Regarding classification, some candidate algorithms were selected and ranges were assigned to each of its parameters, performing a grid search in order to fetch the model that best fits the dataset. A 10-fold cross validation was performed at each search iteration, avoiding to fetch an overfitted model.

Results and discussion

The best model fitted data with an accuracy of 94%, which is a considerable outcome. However, the interesting part lies in the number of hyperplanes of the model. A single neuron was able to perform a good classification, which gives a core insight: This strong evidence of linear separability leads to the use of a Support Vector Machine that will certainly perform better generalization.

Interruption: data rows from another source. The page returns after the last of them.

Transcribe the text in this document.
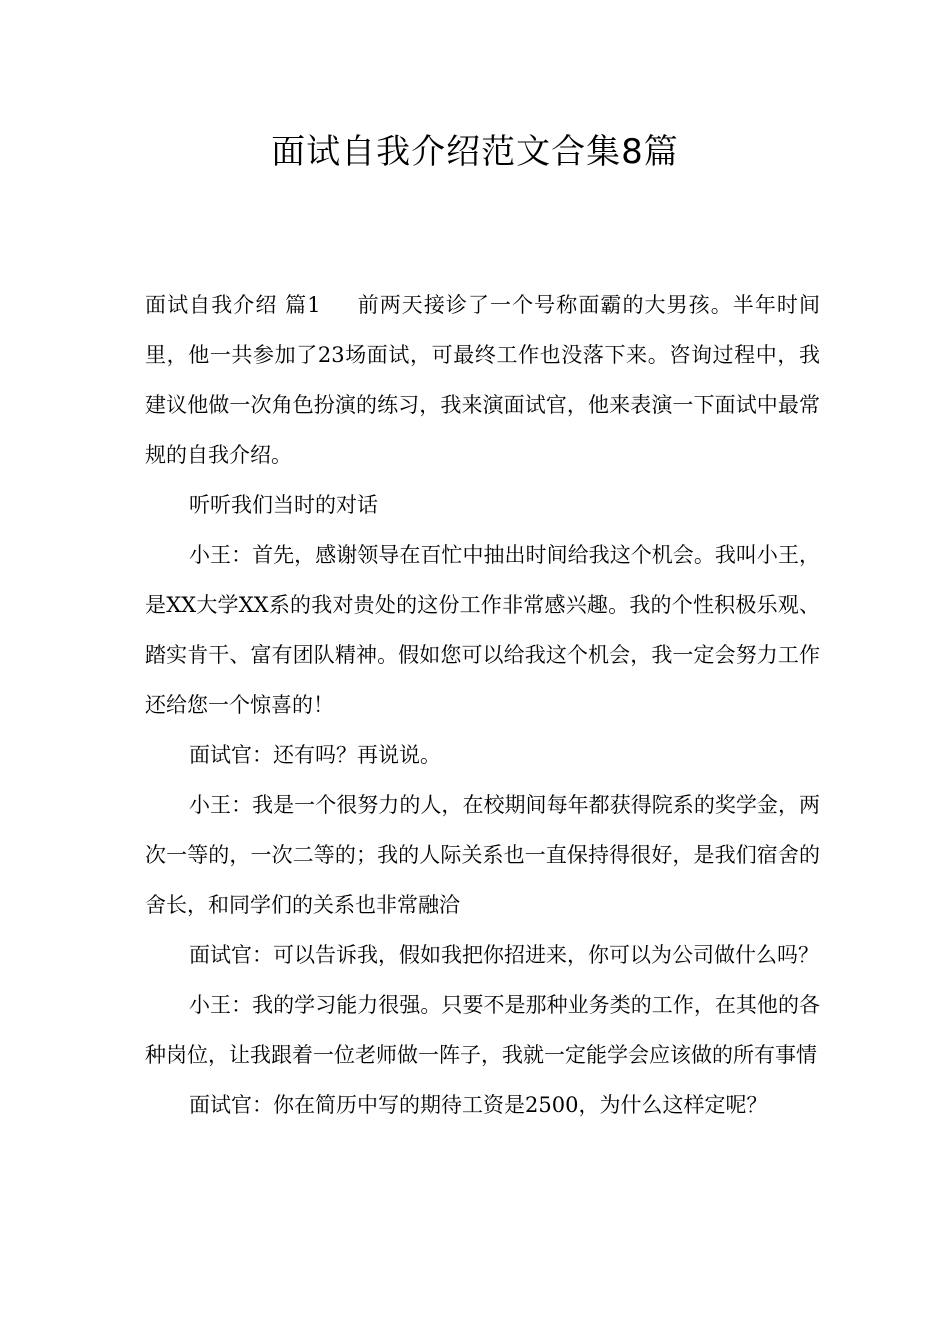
面试自我介绍范文合集8篇

面试自我介绍 篇1 前两天接诊了一个号称面霸的大男孩。半年时间里，他一共参加了23场面试，可最终工作也没落下来。咨询过程中，我建议他做一次角色扮演的练习，我来演面试官，他来表演一下面试中最常规的自我介绍。

听听我们当时的对话

小王：首先，感谢领导在百忙中抽出时间给我这个机会。我叫小王，是XX大学XX系的我对贵处的这份工作非常感兴趣。我的个性积极乐观、踏实肯干、富有团队精神。假如您可以给我这个机会，我一定会努力工作还给您一个惊喜的！

面试官：还有吗？再说说。

小王：我是一个很努力的人，在校期间每年都获得院系的奖学金，两次一等的，一次二等的；我的人际关系也一直保持得很好，是我们宿舍的舍长，和同学们的关系也非常融洽

面试官：可以告诉我，假如我把你招进来，你可以为公司做什么吗？

小王：我的学习能力很强。只要不是那种业务类的工作，在其他的各种岗位，让我跟着一位老师做一阵子，我就一定能学会应该做的所有事情

面试官：你在简历中写的期待工资是2500，为什么这样定呢？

From a not-so-thorough inspection of some subspaces, one observes an intersection between instances of different labels, which leads to an uncertainty in classification, since the model output at the background has a smooth change between classes along the space.

So far, improvements towards sharpening this change would bring no considerable benefits. In fact, uncertainty can be interpreted as the state of rehabilitation, when an individual recovered so well that it is no longer wise to assure regarding paresis impairments.

Now this uncertainty carries the core of this research project, raising an initial hypothesis: There is a space whose components, arising from kinematic and dynamic measures, allows the mapping of the state of rehabilitation.

When isolating patients, for example, there can be seen performance, in the obtained space, given by points, which are the aforementioned cycle of movements performed on one or more sessions. A hypothesis will be formally defined along the study of the convergence of these points towards the hyperplane, or in other words, whether the distance from instances to the hyperplane decreases over time.


C. B. Moretti, R. C. Joaquim, T. T. Terranova, L. R. Battistella, S. Mazzoleni and G. A. P. Caurin, “Knowledge Discovery strategy over patient performance data towards the extraction of hemiparesis-inherent features: A case study,” 2016 6th IEEE International Conference on Biomedical Robotics and Biomechatronics (BioRob), Singapore, 2016, pp. 717-722.

C. B. Moretti, R. C. Joaquim, G. A. P. Caurin, H. I. Krebs and J. Martins, “Knowledge discovery, rehabilitation robotics, and serious games: Examining training data,” 5th IEEE RAS/EMBS International Conference on Biomedical Robotics and Biomechatronics, Sao Paulo, 2014, pp. 567-572.

Moretti, C. B. (2016). Análise de grandezas cinemáticas e dinâmicas inerentes à hemiparesia através da descoberta de conhecimento em bases de dados. Master’s Dissertation, Escola de Engenharia de São Carlos, University of São Paulo, São Carlos.